The group pointed out that the university falls behind comparator schools in chemical and biomolecular engineering despite an elite ranking nationwide. U.S. News & World Report ranked the university seventh in its 2023 list of best chemical engineering programs.

 University of Delaware 12-month doctoral minimum stipends versus comparator institutions. Konner Metz/THE REVIEW.

“On the healthcare side, it’s still a gap,” Rossi said. “[…] We’re not where we need to be.”

Students with dependents, though, often encounter further financial difficulty when it comes to healthcare premiums. Currently, the university does not subsidize healthcare premium costs for dependents. It does cover 86% of the premium cost for students themselves.

“There are some other universities that do other things,” Rossi said. “It’s on my list.”

Lucas knew a graduate student who needed outside help to make ends meet for themselves and their family. 

“The only way that they could get health insurance for their wife and their child was from charity,” Lucas said. “Because a faculty member in our department decided to help them. And that is the only way that any of this is working.”

The debate about making a living wage

At the core of the debate over graduate student stipends is the question of what constitutes a living wage. In his time as dean, Rossi has used the U.S. Bureau of Labor Statistics’ Consumer Price Index (CPI) to assess the state of the university’s stipend levels. 

Year-to-year change in the CPI – which measures the “average change over time in the prices paid by urban consumers for a market basket of consumer goods and services” – illustrates a rate of inflation.

Before the pandemic, the university’s stipends were in solid shape with the CPI at the time, Rossi said. But since then, the university has fallen behind. High inflation rates in 2022, coupled with stagnant minimums (the university’s last increase was under $100 annually for 9-month students), caused this drag.

Courtesy of the U.S. Bureau of Labor Statistics Mid-Atlantic Information Office

However, the projected increases could put an end to this dip and bring the university’s graduate offerings back to where they were pre-pandemic.

“We will be where we were in 2019, assuming inflation stays the same,” Rossi said. “We will catch up.”

Earlier this semester, posters across campus demanded the university pay graduate students in accordance with the MIT living wage calculator. While these posters were not associated with GSG, Parkes explained that the government group does agree with its sentiments concerning a living wage.

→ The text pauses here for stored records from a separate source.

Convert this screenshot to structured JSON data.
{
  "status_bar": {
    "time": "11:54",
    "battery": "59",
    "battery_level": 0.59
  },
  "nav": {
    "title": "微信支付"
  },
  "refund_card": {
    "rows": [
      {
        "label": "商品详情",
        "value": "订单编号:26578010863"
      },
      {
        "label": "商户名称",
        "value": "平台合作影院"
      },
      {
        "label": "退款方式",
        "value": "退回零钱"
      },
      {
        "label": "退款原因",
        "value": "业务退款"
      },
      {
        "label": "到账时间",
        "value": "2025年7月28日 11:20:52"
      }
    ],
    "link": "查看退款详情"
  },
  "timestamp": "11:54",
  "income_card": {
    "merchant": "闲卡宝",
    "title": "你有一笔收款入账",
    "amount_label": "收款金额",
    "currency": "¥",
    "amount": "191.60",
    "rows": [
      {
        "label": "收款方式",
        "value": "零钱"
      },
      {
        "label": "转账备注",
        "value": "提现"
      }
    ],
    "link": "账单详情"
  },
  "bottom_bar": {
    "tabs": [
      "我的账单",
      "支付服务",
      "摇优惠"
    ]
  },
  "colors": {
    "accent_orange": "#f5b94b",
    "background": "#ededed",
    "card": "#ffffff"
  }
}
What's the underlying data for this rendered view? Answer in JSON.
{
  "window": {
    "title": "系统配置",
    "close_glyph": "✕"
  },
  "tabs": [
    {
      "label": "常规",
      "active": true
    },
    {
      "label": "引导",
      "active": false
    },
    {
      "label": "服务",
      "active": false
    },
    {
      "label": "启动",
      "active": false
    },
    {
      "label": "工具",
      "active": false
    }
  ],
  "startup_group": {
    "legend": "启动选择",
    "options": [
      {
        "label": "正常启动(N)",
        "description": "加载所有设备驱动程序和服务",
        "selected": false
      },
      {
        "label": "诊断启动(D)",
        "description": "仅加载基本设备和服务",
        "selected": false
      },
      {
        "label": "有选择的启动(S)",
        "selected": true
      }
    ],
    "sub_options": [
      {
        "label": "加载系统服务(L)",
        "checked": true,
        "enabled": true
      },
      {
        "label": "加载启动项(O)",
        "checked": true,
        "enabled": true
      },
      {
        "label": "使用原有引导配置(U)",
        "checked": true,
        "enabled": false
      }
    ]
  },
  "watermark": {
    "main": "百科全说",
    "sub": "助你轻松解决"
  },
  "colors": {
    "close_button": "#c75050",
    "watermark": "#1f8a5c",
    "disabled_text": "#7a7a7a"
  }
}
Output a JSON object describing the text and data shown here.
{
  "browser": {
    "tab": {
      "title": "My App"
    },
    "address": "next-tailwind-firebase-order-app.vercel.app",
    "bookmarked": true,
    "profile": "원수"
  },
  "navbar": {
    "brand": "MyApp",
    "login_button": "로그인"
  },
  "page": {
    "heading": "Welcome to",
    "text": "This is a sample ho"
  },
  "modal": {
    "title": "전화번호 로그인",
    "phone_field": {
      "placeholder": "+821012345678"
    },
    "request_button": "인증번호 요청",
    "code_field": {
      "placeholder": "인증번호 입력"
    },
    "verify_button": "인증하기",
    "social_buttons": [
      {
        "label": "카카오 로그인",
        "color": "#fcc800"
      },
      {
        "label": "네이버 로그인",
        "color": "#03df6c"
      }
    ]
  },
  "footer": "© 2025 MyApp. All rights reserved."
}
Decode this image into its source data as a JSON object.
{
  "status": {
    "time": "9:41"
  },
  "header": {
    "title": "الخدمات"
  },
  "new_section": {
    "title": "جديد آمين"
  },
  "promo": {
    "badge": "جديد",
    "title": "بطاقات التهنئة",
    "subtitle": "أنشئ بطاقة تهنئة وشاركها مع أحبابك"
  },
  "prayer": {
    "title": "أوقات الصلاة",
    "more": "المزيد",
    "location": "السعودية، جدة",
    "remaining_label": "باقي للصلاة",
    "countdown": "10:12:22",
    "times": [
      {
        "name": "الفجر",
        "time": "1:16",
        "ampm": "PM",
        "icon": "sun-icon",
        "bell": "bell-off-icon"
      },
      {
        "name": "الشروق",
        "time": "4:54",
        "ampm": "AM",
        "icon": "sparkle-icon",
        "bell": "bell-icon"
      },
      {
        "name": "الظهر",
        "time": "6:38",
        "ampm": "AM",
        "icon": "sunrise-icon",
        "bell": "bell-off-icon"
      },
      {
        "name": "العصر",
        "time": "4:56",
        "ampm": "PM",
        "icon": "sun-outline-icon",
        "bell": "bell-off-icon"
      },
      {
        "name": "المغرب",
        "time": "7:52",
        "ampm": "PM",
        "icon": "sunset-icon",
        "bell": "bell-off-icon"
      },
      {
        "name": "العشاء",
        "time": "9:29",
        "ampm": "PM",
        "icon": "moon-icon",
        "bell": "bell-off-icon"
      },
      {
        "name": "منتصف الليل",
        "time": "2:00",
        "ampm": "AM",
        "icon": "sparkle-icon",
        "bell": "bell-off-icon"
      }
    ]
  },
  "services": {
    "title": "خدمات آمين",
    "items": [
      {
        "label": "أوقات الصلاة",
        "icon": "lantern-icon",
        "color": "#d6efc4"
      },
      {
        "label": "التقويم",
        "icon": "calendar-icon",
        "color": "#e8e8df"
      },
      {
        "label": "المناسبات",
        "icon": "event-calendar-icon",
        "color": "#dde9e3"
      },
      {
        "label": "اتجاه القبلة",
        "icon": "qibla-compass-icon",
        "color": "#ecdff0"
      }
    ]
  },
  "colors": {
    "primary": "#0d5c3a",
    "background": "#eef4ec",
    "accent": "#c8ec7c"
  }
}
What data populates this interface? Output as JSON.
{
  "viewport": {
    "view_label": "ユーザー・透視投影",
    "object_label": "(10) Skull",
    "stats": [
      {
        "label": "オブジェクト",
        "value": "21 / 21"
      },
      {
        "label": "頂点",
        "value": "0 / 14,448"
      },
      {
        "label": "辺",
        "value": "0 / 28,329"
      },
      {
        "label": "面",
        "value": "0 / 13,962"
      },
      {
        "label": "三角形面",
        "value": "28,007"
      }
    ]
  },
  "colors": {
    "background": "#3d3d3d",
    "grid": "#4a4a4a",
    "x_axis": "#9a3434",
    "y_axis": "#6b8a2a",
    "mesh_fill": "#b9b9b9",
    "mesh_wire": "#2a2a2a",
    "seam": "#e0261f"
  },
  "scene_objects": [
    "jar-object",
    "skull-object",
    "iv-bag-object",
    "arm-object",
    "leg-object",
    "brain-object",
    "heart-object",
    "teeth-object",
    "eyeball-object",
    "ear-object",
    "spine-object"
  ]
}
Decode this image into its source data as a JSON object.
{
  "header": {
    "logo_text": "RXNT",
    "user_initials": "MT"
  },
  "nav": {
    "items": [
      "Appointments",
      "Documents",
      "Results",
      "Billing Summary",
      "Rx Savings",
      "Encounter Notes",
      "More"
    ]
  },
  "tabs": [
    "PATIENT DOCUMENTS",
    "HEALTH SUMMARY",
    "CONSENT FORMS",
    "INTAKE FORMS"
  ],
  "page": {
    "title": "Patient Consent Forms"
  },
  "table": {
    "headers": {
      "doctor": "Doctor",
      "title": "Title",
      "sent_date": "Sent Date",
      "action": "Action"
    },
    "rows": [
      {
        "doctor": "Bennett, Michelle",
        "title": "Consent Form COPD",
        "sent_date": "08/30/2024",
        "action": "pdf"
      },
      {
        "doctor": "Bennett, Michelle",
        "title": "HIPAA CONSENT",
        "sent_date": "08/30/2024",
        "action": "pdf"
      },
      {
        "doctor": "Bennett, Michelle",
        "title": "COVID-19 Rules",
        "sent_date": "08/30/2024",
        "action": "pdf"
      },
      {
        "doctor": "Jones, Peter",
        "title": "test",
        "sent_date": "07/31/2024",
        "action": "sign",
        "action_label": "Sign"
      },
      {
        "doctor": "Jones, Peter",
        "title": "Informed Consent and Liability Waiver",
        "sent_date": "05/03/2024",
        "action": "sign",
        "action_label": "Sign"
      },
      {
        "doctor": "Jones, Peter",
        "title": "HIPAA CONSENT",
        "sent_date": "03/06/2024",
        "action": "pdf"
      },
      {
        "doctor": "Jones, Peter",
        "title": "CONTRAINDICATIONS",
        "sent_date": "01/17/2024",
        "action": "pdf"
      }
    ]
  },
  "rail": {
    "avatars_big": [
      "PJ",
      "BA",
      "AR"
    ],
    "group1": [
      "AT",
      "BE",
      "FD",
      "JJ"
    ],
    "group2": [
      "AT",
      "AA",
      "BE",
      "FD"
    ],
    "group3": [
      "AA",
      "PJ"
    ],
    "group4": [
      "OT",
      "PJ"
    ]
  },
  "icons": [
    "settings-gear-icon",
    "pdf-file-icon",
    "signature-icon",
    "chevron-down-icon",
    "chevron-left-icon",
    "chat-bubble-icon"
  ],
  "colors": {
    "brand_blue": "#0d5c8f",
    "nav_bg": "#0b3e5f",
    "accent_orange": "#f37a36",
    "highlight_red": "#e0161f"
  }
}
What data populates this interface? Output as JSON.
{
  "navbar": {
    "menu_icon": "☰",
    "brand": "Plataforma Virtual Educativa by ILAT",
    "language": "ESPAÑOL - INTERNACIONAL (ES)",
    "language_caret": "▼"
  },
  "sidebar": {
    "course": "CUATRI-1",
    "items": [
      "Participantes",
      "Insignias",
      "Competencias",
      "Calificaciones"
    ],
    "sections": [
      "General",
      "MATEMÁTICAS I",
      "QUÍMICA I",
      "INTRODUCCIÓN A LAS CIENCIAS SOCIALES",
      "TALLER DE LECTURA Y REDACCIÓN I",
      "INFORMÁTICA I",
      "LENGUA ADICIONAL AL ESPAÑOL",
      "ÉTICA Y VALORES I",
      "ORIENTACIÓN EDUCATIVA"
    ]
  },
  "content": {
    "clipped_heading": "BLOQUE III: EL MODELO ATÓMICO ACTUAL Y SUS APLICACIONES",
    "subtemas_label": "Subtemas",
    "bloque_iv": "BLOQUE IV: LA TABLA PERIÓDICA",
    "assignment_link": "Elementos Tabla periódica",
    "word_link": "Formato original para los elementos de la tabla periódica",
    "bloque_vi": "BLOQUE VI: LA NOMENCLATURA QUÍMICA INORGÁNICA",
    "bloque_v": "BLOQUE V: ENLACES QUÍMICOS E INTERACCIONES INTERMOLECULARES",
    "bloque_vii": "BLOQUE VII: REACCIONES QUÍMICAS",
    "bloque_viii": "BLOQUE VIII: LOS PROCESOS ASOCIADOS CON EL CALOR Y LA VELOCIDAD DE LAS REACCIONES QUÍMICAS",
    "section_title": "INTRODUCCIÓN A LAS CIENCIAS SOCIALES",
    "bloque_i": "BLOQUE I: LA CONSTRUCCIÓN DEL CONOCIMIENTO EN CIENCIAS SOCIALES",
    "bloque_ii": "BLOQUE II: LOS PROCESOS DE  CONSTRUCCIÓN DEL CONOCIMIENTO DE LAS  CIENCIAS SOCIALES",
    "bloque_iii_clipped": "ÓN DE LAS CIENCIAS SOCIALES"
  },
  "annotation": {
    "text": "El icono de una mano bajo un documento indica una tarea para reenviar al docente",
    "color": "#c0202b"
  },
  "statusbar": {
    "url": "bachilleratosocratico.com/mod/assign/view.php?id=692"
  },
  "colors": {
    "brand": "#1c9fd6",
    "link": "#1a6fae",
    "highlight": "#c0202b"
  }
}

A poster in Pearson Hall earlier this semester. Konner Metz/THE REVIEW.

“The GSG’s official position is that graduate students should earn what the MIT living wage calculator deems a living income in New Castle County,” Parkes said in a written statement.

The MIT living wage calculator for New Castle County puts a living annual wage after taxes at $40,915, a mark the university’s 12-month minimums fall short of.

“That limits who can earn a graduate degree at UD, falls short of peer institution stipends, and requires many graduate students to find other work, which prevents them from doing research and advancing in their disciplines and departments,” Parkes wrote.

Through her own experience as a graduate student and hearing from peers, Lucas feels the fight for increased stipends and improved health insurance is an ongoing plight.

“I would say that I’m not relying on hope from the university,” Lucas said. “This is why I want to talk about it with other grad students. I think that we can push for more, we need to. This is survival.”